Thomas Ferguson published this paper in The Annals of Statistics in 1973 to solve a problem that had blocked Bayesian methods from large parts of statistics. Bayesian inference requires a prior distribution over the unknown quantity, but in nonparametric problems the unknown quantity is itself an entire probability distribution. Ferguson needed a prior that lived on the space of distributions, was mathematically tractable, and gave sensible posteriors after seeing data.
His answer was the Dirichlet process. Its key property, which he proves in the paper, is conjugacy: if your prior over distributions is a Dirichlet process, then after observing samples the posterior is again a Dirichlet process with updated parameters. That clean self-similarity made the prior usable in practice and let Ferguson rederive classical procedures, including the sign test and the Mann-Whitney statistic, from a Bayesian standpoint.

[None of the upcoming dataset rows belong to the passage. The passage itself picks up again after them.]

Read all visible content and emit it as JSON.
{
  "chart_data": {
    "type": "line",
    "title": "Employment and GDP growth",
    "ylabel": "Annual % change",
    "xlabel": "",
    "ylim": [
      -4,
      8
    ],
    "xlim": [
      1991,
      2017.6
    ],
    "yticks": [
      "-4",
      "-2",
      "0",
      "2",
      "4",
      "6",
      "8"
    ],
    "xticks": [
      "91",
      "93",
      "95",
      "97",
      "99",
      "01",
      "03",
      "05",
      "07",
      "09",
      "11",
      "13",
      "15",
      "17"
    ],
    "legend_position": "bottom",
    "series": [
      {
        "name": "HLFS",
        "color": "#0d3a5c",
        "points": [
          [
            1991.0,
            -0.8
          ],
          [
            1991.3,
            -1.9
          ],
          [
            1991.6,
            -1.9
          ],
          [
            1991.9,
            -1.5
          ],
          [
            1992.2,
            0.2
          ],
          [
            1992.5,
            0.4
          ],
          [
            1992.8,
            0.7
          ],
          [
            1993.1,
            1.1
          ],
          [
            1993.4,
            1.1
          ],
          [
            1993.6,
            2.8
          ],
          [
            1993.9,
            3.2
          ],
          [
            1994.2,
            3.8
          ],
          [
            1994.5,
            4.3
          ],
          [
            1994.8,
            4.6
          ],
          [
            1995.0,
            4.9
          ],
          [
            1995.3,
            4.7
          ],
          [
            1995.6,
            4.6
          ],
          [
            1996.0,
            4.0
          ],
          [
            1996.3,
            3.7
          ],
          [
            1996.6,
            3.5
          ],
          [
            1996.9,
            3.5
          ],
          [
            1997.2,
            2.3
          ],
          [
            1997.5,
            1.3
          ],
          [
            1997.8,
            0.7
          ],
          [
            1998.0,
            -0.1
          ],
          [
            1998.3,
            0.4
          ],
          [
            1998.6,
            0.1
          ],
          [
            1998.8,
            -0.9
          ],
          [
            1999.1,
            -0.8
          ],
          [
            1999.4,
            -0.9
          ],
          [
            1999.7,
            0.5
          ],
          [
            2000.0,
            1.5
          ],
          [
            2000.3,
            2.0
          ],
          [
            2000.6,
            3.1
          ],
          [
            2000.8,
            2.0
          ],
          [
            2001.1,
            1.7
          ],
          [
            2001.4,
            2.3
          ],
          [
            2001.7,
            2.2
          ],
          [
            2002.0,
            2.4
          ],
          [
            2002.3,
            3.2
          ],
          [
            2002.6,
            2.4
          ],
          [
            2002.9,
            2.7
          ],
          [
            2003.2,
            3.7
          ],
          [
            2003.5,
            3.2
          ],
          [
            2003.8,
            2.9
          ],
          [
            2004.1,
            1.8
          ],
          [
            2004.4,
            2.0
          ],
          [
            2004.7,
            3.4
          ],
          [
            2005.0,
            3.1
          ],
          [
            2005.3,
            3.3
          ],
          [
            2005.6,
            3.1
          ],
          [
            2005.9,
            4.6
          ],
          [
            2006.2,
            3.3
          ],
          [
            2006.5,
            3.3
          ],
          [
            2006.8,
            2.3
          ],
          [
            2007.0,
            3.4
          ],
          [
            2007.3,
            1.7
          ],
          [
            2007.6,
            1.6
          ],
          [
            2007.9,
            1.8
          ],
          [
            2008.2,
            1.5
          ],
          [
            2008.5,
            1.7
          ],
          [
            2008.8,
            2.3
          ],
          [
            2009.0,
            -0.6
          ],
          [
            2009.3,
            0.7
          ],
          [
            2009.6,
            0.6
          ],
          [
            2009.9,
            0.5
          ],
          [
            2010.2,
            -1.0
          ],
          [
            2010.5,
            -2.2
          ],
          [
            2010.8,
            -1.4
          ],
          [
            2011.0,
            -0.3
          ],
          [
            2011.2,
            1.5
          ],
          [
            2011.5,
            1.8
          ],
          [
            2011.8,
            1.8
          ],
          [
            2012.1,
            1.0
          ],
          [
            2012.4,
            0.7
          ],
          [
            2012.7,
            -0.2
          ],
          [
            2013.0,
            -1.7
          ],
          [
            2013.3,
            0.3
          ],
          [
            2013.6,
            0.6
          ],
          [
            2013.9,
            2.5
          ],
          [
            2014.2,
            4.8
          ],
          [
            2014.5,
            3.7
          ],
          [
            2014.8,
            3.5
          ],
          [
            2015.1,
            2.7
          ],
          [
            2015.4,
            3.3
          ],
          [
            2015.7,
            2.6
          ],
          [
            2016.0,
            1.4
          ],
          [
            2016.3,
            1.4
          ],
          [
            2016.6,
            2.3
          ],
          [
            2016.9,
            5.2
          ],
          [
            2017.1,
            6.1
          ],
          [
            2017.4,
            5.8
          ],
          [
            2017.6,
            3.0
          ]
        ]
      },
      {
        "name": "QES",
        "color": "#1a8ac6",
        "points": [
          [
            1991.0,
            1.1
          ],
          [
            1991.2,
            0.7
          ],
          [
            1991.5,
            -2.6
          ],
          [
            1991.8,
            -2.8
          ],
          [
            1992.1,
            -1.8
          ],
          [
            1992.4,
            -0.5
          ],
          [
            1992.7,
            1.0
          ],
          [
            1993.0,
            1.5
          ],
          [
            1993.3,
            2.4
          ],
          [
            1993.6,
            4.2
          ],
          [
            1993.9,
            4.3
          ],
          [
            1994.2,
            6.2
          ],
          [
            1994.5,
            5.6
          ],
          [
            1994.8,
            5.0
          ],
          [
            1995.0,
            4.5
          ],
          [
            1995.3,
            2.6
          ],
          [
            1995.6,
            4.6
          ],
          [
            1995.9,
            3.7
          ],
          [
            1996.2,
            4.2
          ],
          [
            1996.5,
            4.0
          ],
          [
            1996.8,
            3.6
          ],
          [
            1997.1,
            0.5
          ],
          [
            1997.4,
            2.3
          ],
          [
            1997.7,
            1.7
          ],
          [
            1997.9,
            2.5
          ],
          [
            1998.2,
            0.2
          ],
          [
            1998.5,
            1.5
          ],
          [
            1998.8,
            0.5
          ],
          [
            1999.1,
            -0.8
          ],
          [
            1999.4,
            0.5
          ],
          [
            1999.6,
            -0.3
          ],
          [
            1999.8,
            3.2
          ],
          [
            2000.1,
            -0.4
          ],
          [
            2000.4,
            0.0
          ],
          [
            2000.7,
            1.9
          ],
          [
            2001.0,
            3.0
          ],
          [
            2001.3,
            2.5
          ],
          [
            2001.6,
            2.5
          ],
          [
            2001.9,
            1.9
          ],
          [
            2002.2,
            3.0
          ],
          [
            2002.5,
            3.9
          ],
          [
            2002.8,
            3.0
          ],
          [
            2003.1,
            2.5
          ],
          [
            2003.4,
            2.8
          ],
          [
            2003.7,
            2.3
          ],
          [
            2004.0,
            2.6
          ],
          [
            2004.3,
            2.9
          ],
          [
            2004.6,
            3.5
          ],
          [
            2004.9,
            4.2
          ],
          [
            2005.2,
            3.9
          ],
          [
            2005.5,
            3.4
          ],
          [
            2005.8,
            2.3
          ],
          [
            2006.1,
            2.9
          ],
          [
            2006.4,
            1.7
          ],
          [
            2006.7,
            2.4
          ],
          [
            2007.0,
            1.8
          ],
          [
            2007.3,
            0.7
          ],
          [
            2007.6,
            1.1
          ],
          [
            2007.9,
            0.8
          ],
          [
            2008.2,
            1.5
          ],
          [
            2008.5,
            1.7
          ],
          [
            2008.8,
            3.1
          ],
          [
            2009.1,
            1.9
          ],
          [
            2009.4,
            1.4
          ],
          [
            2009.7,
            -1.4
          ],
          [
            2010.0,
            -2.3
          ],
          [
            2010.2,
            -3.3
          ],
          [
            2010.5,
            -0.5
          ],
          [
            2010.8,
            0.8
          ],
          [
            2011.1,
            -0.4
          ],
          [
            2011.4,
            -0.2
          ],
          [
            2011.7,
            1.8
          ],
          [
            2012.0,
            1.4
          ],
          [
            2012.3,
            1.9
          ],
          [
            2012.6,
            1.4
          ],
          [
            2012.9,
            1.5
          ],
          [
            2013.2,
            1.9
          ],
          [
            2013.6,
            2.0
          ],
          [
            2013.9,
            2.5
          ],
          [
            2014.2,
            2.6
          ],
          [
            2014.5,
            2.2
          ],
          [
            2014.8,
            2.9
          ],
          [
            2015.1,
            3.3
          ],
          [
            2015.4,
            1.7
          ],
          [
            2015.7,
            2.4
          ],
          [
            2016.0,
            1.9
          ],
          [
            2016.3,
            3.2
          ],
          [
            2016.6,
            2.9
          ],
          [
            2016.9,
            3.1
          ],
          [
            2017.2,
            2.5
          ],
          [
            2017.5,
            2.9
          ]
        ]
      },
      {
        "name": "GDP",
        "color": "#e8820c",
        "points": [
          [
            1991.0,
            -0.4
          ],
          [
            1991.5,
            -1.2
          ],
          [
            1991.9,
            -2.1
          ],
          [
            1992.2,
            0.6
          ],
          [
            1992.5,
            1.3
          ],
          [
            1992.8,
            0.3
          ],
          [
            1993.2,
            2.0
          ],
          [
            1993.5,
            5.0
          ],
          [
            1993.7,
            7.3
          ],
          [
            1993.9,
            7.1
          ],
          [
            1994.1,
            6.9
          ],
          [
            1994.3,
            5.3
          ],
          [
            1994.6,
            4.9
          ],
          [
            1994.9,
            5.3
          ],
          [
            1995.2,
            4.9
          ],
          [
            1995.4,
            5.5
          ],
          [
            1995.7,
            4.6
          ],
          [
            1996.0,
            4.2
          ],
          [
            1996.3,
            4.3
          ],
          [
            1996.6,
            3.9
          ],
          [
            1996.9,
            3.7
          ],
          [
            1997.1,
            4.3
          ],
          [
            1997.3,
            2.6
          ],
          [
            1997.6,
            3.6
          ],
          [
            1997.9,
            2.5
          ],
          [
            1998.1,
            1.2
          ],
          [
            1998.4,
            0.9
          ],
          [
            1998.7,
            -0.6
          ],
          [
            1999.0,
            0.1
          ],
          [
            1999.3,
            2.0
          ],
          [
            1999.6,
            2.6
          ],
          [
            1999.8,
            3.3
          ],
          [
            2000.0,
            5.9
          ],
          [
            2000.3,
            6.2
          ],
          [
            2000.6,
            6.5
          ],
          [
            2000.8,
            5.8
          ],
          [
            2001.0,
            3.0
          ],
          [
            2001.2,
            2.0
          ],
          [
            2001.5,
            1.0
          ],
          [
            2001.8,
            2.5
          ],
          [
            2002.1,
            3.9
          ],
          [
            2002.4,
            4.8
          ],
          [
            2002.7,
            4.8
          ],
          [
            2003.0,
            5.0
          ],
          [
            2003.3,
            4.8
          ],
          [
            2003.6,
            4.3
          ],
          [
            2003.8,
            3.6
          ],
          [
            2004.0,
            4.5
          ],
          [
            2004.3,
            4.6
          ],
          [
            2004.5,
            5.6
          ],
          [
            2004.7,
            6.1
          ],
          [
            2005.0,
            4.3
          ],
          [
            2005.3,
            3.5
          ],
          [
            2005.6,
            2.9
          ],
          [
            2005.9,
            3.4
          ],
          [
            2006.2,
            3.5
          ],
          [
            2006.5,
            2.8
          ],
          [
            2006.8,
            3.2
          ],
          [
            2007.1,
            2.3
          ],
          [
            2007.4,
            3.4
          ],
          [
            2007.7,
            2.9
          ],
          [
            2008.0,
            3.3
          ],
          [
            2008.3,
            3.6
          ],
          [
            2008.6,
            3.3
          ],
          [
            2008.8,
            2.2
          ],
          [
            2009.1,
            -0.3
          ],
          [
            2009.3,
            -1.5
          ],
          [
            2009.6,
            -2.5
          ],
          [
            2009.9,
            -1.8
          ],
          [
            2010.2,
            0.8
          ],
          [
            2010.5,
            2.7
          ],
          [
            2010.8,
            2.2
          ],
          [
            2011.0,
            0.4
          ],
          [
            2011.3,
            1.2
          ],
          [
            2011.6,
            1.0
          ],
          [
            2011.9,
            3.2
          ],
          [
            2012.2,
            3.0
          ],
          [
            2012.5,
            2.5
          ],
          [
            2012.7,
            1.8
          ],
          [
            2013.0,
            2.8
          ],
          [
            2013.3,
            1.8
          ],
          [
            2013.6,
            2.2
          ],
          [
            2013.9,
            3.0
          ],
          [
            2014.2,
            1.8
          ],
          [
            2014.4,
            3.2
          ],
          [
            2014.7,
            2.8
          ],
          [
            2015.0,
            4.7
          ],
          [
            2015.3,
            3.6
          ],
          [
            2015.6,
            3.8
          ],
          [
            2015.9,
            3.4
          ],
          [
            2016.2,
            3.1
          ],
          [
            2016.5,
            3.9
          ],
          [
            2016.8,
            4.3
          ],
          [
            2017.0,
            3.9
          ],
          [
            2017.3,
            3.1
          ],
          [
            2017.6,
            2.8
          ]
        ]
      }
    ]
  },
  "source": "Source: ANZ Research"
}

Ferguson was candid about a limitation: distributions drawn from a Dirichlet process are discrete with probability one, which complicates certain goodness-of-fit problems. That same discreteness, however, later turned out to be a feature rather than a bug.
The reason this matters today is clustering. Because the Dirichlet process naturally produces a countable set of distinct values, it became the foundation for Bayesian nonparametric models that infer the number of clusters or topics from the data instead of fixing it in advance, an idea now common in document modeling, customer segmentation, and other settings where the right number of groups is unknown.